It was a difficult but mostly happy childhood for Elizabeth, with many lessons for the studious observer to learn, both in her classroom at Alexander and what it takes to survive during the 1920s and 30s, moving almost each year of her young life. She enjoyed swimming at the infamous McDow’s Hole and playing games with her sisters and brothers, when they were not helping their parents with farm chores and tending to their current crop, which more times than not, included cotton.

After a successful high school career in academics and basketball, Elizabeth went on to attend and graduate from Tarleton State College. One of her first jobs after college required an adventurous move across the country to Washington state, where she taught fourth grade. Sooner than later, she made it back to Texas where she settled in Fort Worth with a career in The Securities and Exchange Commission, from which she retired many years later.

Upon retirement, Elizabeth, moved “home” to Stephenville to be near a plethora of family. She was a member of the National Audubon Society, the Erath County Republican Party and Erath County Historical Society. With her love of history, knowledge of business, and an eye for detail, she applied and received marker plaques for the historical significance of several locations around Erath Country. She has been instrumental in researching and recording the Derrick and Jordan family genealogies.

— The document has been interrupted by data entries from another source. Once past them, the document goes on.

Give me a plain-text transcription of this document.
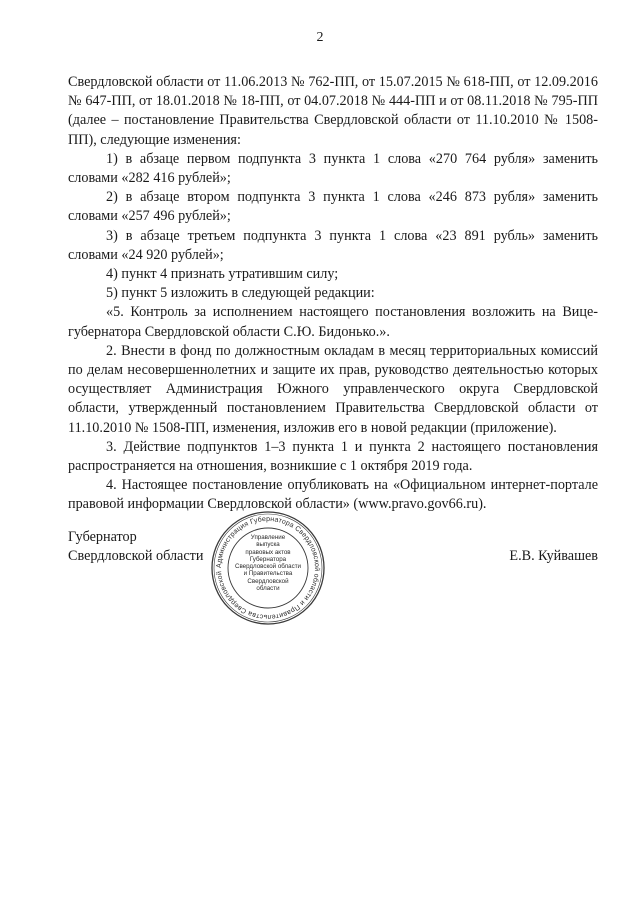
2

Свердловской области от 11.06.2013 № 762-ПП, от 15.07.2015 № 618-ПП, от 12.09.2016 № 647-ПП, от 18.01.2018 № 18-ПП, от 04.07.2018 № 444-ПП и от 08.11.2018 № 795-ПП (далее – постановление Правительства Свердловской области от 11.10.2010 № 1508-ПП), следующие изменения:

1) в абзаце первом подпункта 3 пункта 1 слова «270 764 рубля» заменить словами «282 416 рублей»;

2) в абзаце втором подпункта 3 пункта 1 слова «246 873 рубля» заменить словами «257 496 рублей»;

3) в абзаце третьем подпункта 3 пункта 1 слова «23 891 рубль» заменить словами «24 920 рублей»;

4) пункт 4 признать утратившим силу;

5) пункт 5 изложить в следующей редакции:

«5. Контроль за исполнением настоящего постановления возложить на Вице-губернатора Свердловской области С.Ю. Бидонько.».

2. Внести в фонд по должностным окладам в месяц территориальных комиссий по делам несовершеннолетних и защите их прав, руководство деятельностью которых осуществляет Администрация Южного управленческого округа Свердловской области, утвержденный постановлением Правительства Свердловской области от 11.10.2010 № 1508-ПП, изменения, изложив его в новой редакции (приложение).

3. Действие подпунктов 1–3 пункта 1 и пункта 2 настоящего постановления распространяется на отношения, возникшие с 1 октября 2019 года.

4. Настоящее постановление опубликовать на «Официальном интернет-портале правовой информации Свердловской области» (www.pravo.gov66.ru).

Губернатор
Свердловской области
Администрация Губернатора Свердловской области и Правительства Свердловской
Управление
выпуска
правовых актов
Губернатора
Свердловской области
и Правительства
Свердловской
области
Е.В. Куйвашев
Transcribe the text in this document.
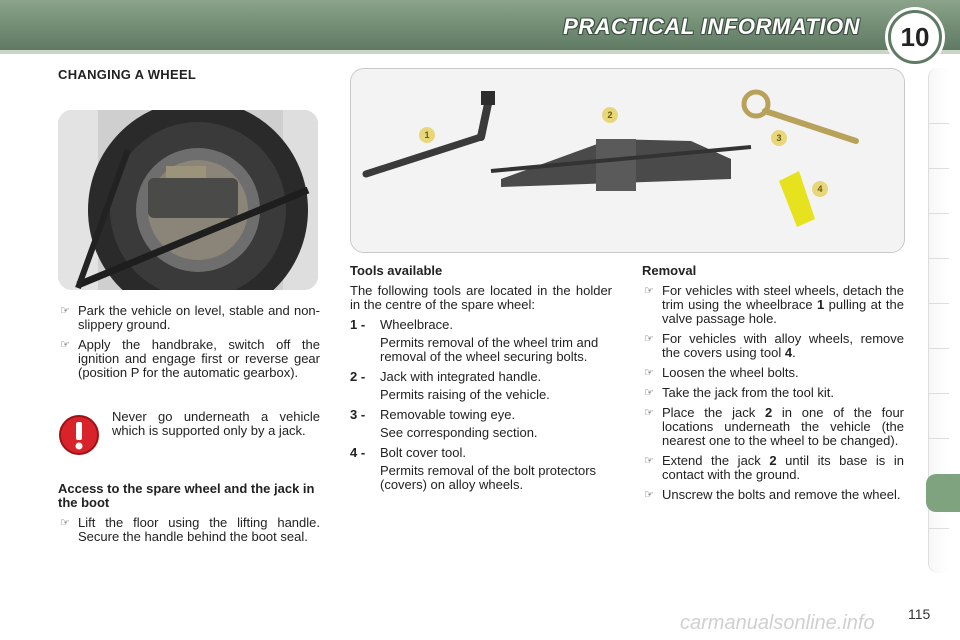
PRACTICAL INFORMATION	10
CHANGING A WHEEL
1
2
3
4
☞ Park the vehicle on level, stable and non-slippery ground.
☞ Apply the handbrake, switch off the ignition and engage first or reverse gear (position P for the automatic gearbox).
Never go underneath a vehicle which is supported only by a jack.

Access to the spare wheel and the jack in the boot

☞ Lift the floor using the lifting handle. Secure the handle behind the boot seal.

Tools available

The following tools are located in the holder in the centre of the spare wheel:

1 -	Wheelbrace.
Permits removal of the wheel trim and removal of the wheel securing bolts.
2 -	Jack with integrated handle.
Permits raising of the vehicle.
3 -	Removable towing eye.
See corresponding section.
4 -	Bolt cover tool.
Permits removal of the bolt protectors (covers) on alloy wheels.

Removal

☞ For vehicles with steel wheels, detach the trim using the wheelbrace 1 pulling at the valve passage hole.
☞ For vehicles with alloy wheels, remove the covers using tool 4.
☞ Loosen the wheel bolts.
☞ Take the jack from the tool kit.
☞ Place the jack 2 in one of the four locations underneath the vehicle (the nearest one to the wheel to be changed).
☞ Extend the jack 2 until its base is in contact with the ground.
☞ Unscrew the bolts and remove the wheel.
115
carmanualsonline.info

Although Elizabeth was never married, she was an integral part of her large extended family of nieces and nephews, great, and great, greats. She is known for always remembering your birthday, her love of birds, books, and writing letters in her beautiful calligraphy.

Elizabeth credits her longevity to her strong faith in her Savior, Jesus Christ, and eating her vegetables.

We celebrate you, Aunt Elizabeth, on this, your 100th birthday. In the words of Granny Jordan, whom Elizabeth does quote frequently, “[WE] love you more than you’ll ever know!”